Alexander Technique and standing still
Recently, I rediscovered a poem called Lost by David Wagoner. When I came across it, I remembered that I had read it out to a group of my students when we were thinking about being in the present moment, something that is an essential part of the Alexander Technique. I am so glad I found the poem again:
Stand still. The trees ahead and bushes beside you
Are not lost. Wherever you are is called Here,
And you must treat it as a powerful stranger,
Must ask permission to know it and be known.
The forest breathes. Listen. It answers,
I have made this place around you.
If you leave it, you may come back again, saying Here.
No two trees are the same to Raven.
No two branches are the same to Wren.
If what a tree or a bush does is lost on you,
You are surely lost. Stand still. The forest knows
Where you are. You must let it find you.
This time as I read it, I thought it would make a perfect subject for my AT topic this month. The bits that stood out when I read it were:
The forest knows where you are.
Let it find you.
So, I have been standing still and letting it find me, both inside my house and outside. I didn’t know what “it” was and I still don’t but occasionally I felt I was totally present with a great intelligence. I felt part of it.

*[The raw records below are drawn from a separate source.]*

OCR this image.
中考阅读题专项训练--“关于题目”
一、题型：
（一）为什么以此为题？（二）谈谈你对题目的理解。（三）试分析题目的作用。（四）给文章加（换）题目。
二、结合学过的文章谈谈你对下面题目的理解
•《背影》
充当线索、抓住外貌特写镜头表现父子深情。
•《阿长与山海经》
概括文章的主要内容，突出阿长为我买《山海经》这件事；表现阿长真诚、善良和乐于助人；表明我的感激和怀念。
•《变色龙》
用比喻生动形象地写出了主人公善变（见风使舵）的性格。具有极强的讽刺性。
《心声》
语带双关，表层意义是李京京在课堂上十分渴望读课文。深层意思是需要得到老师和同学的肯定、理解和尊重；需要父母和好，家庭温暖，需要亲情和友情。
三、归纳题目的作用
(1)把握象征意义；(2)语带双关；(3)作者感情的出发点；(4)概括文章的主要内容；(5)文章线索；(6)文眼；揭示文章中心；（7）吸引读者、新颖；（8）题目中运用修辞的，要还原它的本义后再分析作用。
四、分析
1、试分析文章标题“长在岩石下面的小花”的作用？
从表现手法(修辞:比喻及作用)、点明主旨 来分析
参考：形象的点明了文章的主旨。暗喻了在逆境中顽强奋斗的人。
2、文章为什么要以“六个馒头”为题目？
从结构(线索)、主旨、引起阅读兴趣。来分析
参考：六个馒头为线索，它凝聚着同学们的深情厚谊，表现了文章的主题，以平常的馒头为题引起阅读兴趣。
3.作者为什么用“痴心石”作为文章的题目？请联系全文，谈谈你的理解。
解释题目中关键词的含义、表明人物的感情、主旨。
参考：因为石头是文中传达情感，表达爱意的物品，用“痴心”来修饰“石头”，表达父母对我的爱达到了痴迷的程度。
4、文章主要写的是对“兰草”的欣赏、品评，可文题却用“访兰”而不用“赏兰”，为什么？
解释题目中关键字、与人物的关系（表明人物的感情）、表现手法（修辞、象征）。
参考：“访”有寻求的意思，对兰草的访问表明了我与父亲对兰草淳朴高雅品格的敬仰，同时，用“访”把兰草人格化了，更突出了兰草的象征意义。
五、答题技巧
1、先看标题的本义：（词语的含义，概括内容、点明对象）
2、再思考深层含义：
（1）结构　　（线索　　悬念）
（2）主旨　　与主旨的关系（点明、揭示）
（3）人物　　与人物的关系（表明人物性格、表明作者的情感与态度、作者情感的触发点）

As I am writing this I realise I forgot to ask for permission (as the poem insists) and I think I will add that to the process from now on. Perhaps all I need to say is “here”?
Of course, as with these things, sometimes I was grasping (end gaining) and wanting a connection to happen. Often with all that grasping nothing appeared to unfold, though something will have been occurring.
Once, as I stood outside in my garden, listening, waiting to be found, I felt such a connection to the world, and felt in and of the world, it took my breath away. I felt such peace.
Most times, I noticed how much I had to release, let go, be agenda-less. I felt great ease just with being still and waiting and releasing. Letting the weight of my life drop away. The present moment is never the same. Each time I stopped I experienced something new.
If you decide to let it find you I would love to know what you discover. Let me know?